Following the opening session, participants joined in a series of conversations on topics ranging from how to create a school plan to protect immigrant youth and families, to teaching about civic engagement and building strong community coalitions.
Devorah Navera Reed of the LAUSD Office of the General Counsel and Jeffrey Garret of the Partnership for Los Angeles Schools led a session on leading schools in precarious times. School district leaders, principals and teachers talked about the signals coming from Washington, the executive orders on Immigration and the rights of students under Plyler v. Doe, sensitive locations and strategies for supporting students and communities.
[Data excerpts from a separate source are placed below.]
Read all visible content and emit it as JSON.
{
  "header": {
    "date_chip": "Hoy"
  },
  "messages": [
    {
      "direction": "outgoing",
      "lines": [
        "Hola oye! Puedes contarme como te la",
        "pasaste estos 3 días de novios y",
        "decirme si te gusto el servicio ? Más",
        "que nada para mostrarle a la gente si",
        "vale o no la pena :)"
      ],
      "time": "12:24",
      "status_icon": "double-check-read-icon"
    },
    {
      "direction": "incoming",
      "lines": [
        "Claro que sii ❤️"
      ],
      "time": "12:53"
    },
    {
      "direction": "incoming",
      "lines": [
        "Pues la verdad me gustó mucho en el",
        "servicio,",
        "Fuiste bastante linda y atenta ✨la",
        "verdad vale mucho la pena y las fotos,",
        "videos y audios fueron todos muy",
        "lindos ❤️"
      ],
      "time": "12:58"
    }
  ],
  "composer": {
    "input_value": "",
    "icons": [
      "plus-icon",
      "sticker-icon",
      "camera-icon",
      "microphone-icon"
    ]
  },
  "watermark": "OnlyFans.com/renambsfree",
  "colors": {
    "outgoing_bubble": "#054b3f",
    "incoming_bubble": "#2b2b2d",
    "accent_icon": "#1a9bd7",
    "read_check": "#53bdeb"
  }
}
“This conversation is about how we can leverage partnerships to build a coalition to help students and families, said Garret. Advising students and families is critical. Listening is key and we need to provide reassurance and stability. We have a logistical need and a moral responsibility to help our students.”
UCLA Teacher Education Program Faculty Advisor Jeff Share joined with elementary school teachers Maria Ortega and Lizette Mendoza to share lesson plans and discuss ideas on how they can respond to threats to the vulnerable communities they serve.
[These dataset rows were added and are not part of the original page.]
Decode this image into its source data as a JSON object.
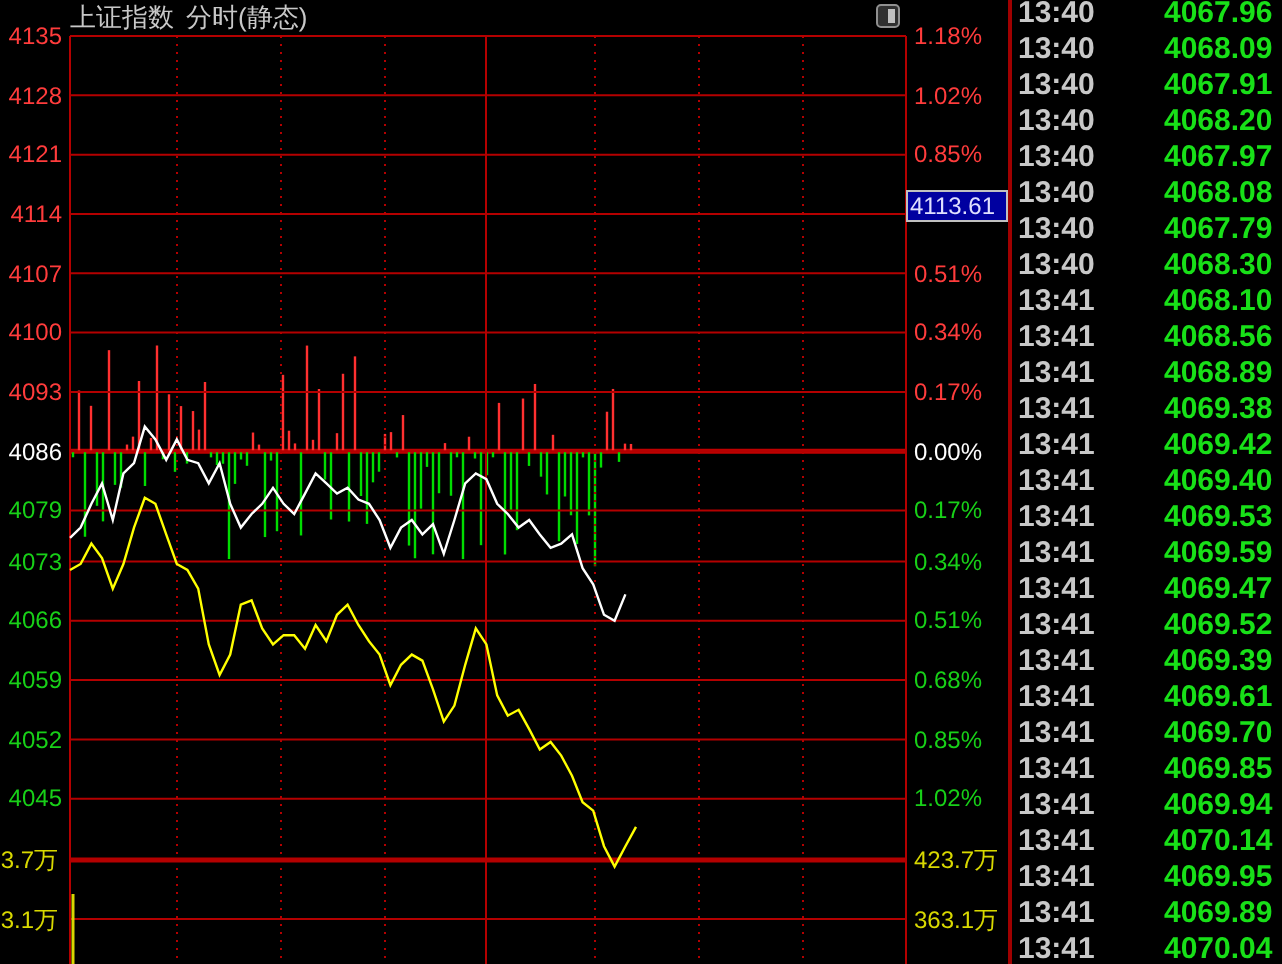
{
  "header": {
    "title": "上证指数",
    "mode": "分时(静态)"
  },
  "chart": {
    "chart_data": {
      "type": "line",
      "ylim": [
        4025.5,
        4135
      ],
      "grid": true,
      "yticks": [
        {
          "value": 4135,
          "label": "4135"
        },
        {
          "value": 4128,
          "label": "4128"
        },
        {
          "value": 4121,
          "label": "4121"
        },
        {
          "value": 4114,
          "label": "4114"
        },
        {
          "value": 4107,
          "label": "4107"
        },
        {
          "value": 4100,
          "label": "4100"
        },
        {
          "value": 4093,
          "label": "4093"
        },
        {
          "value": 4086,
          "label": "4086"
        },
        {
          "value": 4079,
          "label": "4079"
        },
        {
          "value": 4073,
          "label": "4073"
        },
        {
          "value": 4066,
          "label": "4066"
        },
        {
          "value": 4059,
          "label": "4059"
        },
        {
          "value": 4052,
          "label": "4052"
        },
        {
          "value": 4045,
          "label": "4045"
        }
      ],
      "series": [
        {
          "color": "#ffffff",
          "values": [
            4075.8,
            4077.0,
            4079.8,
            4082.2,
            4077.9,
            4083.4,
            4084.6,
            4088.9,
            4087.4,
            4085.0,
            4087.4,
            4085.0,
            4084.6,
            4082.2,
            4084.6,
            4079.8,
            4077.0,
            4078.6,
            4079.8,
            4081.7,
            4079.8,
            4078.6,
            4081.0,
            4083.4,
            4082.2,
            4081.0,
            4081.7,
            4080.3,
            4079.8,
            4077.9,
            4074.6,
            4077.0,
            4077.9,
            4076.2,
            4077.4,
            4073.9,
            4077.9,
            4082.2,
            4083.4,
            4082.7,
            4079.8,
            4078.6,
            4077.0,
            4077.9,
            4076.2,
            4074.6,
            4075.1,
            4076.2,
            4072.2,
            4070.3,
            4066.7,
            4066.0,
            4069.1,
            null
          ]
        },
        {
          "color": "#ffff00",
          "values": [
            4072.0,
            4072.7,
            4075.1,
            4073.4,
            4069.8,
            4072.7,
            4077.0,
            4080.5,
            4079.8,
            4076.2,
            4072.7,
            4072.0,
            4069.8,
            4063.2,
            4059.6,
            4062.0,
            4067.9,
            4068.4,
            4065.1,
            4063.2,
            4064.3,
            4064.3,
            4062.7,
            4065.5,
            4063.6,
            4066.7,
            4067.9,
            4065.5,
            4063.6,
            4062.0,
            4058.4,
            4060.8,
            4062.0,
            4061.3,
            4057.9,
            4054.1,
            4056.0,
            4060.8,
            4065.1,
            4063.2,
            4057.2,
            4054.8,
            4055.5,
            4053.2,
            4050.8,
            4051.7,
            4050.1,
            4047.7,
            4044.6,
            4043.6,
            4039.4,
            4037.0,
            4039.4,
            4041.7
          ]
        }
      ]
    },
    "right_axis": [
      {
        "text": "1.18%",
        "kind": "percent",
        "color": "#ff3c3c"
      },
      {
        "text": "1.02%",
        "kind": "percent",
        "color": "#ff3c3c"
      },
      {
        "text": "0.85%",
        "kind": "percent",
        "color": "#ff3c3c"
      },
      {
        "text": "4113.61",
        "kind": "cursor",
        "color": "#ff3c3c"
      },
      {
        "text": "0.51%",
        "kind": "percent",
        "color": "#ff3c3c"
      },
      {
        "text": "0.34%",
        "kind": "percent",
        "color": "#ff3c3c"
      },
      {
        "text": "0.17%",
        "kind": "percent",
        "color": "#ff3c3c"
      },
      {
        "text": "0.00%",
        "kind": "zero",
        "color": "#ffffff"
      },
      {
        "text": "0.17%",
        "kind": "percent",
        "color": "#18d018"
      },
      {
        "text": "0.34%",
        "kind": "percent",
        "color": "#18d018"
      },
      {
        "text": "0.51%",
        "kind": "percent",
        "color": "#18d018"
      },
      {
        "text": "0.68%",
        "kind": "percent",
        "color": "#18d018"
      },
      {
        "text": "0.85%",
        "kind": "percent",
        "color": "#18d018"
      },
      {
        "text": "1.02%",
        "kind": "percent",
        "color": "#18d018"
      }
    ],
    "volume_axis": [
      {
        "left": "3.7万",
        "right": "423.7万"
      },
      {
        "left": "3.1万",
        "right": "363.1万"
      }
    ]
  },
  "ticks": [
    {
      "time": "13:40",
      "price": "4067.96"
    },
    {
      "time": "13:40",
      "price": "4068.09"
    },
    {
      "time": "13:40",
      "price": "4067.91"
    },
    {
      "time": "13:40",
      "price": "4068.20"
    },
    {
      "time": "13:40",
      "price": "4067.97"
    },
    {
      "time": "13:40",
      "price": "4068.08"
    },
    {
      "time": "13:40",
      "price": "4067.79"
    },
    {
      "time": "13:40",
      "price": "4068.30"
    },
    {
      "time": "13:41",
      "price": "4068.10"
    },
    {
      "time": "13:41",
      "price": "4068.56"
    },
    {
      "time": "13:41",
      "price": "4068.89"
    },
    {
      "time": "13:41",
      "price": "4069.38"
    },
    {
      "time": "13:41",
      "price": "4069.42"
    },
    {
      "time": "13:41",
      "price": "4069.40"
    },
    {
      "time": "13:41",
      "price": "4069.53"
    },
    {
      "time": "13:41",
      "price": "4069.59"
    },
    {
      "time": "13:41",
      "price": "4069.47"
    },
    {
      "time": "13:41",
      "price": "4069.52"
    },
    {
      "time": "13:41",
      "price": "4069.39"
    },
    {
      "time": "13:41",
      "price": "4069.61"
    },
    {
      "time": "13:41",
      "price": "4069.70"
    },
    {
      "time": "13:41",
      "price": "4069.85"
    },
    {
      "time": "13:41",
      "price": "4069.94"
    },
    {
      "time": "13:41",
      "price": "4070.14"
    },
    {
      "time": "13:41",
      "price": "4069.95"
    },
    {
      "time": "13:41",
      "price": "4069.89"
    },
    {
      "time": "13:41",
      "price": "4070.04"
    }
  ]
}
“We are trying to build an intense, impassioned interest in learning,” said Share. We are not just trying to be good teachers, but social justice educators.”
Ortega and Mendoza described their efforts to engage their students in environmental issues and build awareness of environmental and social justice.
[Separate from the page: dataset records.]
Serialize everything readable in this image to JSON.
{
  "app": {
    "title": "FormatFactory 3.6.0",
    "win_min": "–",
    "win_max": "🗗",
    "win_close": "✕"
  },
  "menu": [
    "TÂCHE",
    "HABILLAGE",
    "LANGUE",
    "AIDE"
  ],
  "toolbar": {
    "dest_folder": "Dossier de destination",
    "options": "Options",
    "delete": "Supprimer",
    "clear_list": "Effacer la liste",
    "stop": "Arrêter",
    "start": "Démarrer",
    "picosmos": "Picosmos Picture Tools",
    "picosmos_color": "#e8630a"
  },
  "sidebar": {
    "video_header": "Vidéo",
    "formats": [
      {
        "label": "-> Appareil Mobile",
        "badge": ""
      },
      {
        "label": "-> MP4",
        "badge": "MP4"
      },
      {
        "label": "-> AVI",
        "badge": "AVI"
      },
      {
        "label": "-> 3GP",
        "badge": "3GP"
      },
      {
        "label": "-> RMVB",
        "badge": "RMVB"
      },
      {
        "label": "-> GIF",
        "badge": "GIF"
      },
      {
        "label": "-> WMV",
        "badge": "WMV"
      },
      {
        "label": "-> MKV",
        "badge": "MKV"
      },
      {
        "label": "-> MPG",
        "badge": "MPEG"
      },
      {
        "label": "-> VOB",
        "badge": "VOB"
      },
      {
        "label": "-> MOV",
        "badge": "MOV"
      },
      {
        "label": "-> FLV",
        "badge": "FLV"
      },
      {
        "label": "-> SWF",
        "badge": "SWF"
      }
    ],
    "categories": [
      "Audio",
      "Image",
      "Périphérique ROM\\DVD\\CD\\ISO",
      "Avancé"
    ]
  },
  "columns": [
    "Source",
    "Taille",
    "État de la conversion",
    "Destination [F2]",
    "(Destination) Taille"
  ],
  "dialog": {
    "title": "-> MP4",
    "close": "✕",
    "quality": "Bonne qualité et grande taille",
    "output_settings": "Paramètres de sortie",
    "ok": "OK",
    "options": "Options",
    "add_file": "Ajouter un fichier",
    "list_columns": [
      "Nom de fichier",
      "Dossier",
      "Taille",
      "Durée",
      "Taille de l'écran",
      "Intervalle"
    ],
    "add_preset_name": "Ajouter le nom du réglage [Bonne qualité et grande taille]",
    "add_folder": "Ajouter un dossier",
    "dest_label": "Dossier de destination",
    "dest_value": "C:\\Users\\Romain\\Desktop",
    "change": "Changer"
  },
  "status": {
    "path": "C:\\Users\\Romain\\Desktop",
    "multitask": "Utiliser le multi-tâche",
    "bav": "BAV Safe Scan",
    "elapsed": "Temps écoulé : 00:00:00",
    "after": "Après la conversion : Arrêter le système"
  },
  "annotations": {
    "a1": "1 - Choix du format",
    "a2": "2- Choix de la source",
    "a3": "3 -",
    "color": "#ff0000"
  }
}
“When we teach explicitly and with purpose, and with a component of empowerment and leadership, our students can grow tremendously,” said Ortega. We are learning to take care of our classroom, our school and our community.”
Participants seemed energized by the day’s events.
“At my school there has been a real increase in fear and anxiety—it comes from a lack of understanding and not knowing their rights and what they can do,” said Jamaica Murphy, who works in the Azusa School District and is a student in the UCLA Center X Principal Leadership Program.
“I came to learn about what other people are doing about growing concerns about immigration and how we can help students. This will help. This gives me information and lets me know where I can get help.”
As the day drew to a close, UCLA Distinguished Professor Pedro Noguera challenged those attending.
“As educators, you have power in your classroom. And one of the things I want you to ask yourself – is what are you going to do with the responsibility, the power you have as an educator in your classrooms in your schools and in your communities? Will you speak out for kids that don’t have a voice? For parents who might be afraid because of their status? Will you see yourself in solidarity with the community you serve?
“We need to see education as an act of solidarity,” Noguera concluded. “We need to be sure that when we do this work we do it with respect for the communities we are in, with respect for our colleagues, and for the children as well. The possibilities are great if you have the imagination to see them.”
Above: Educators, administrators, and activists gathered in Moore Hall on April 22 for a daylong conference on protecting the civil rights of immigrant students and families.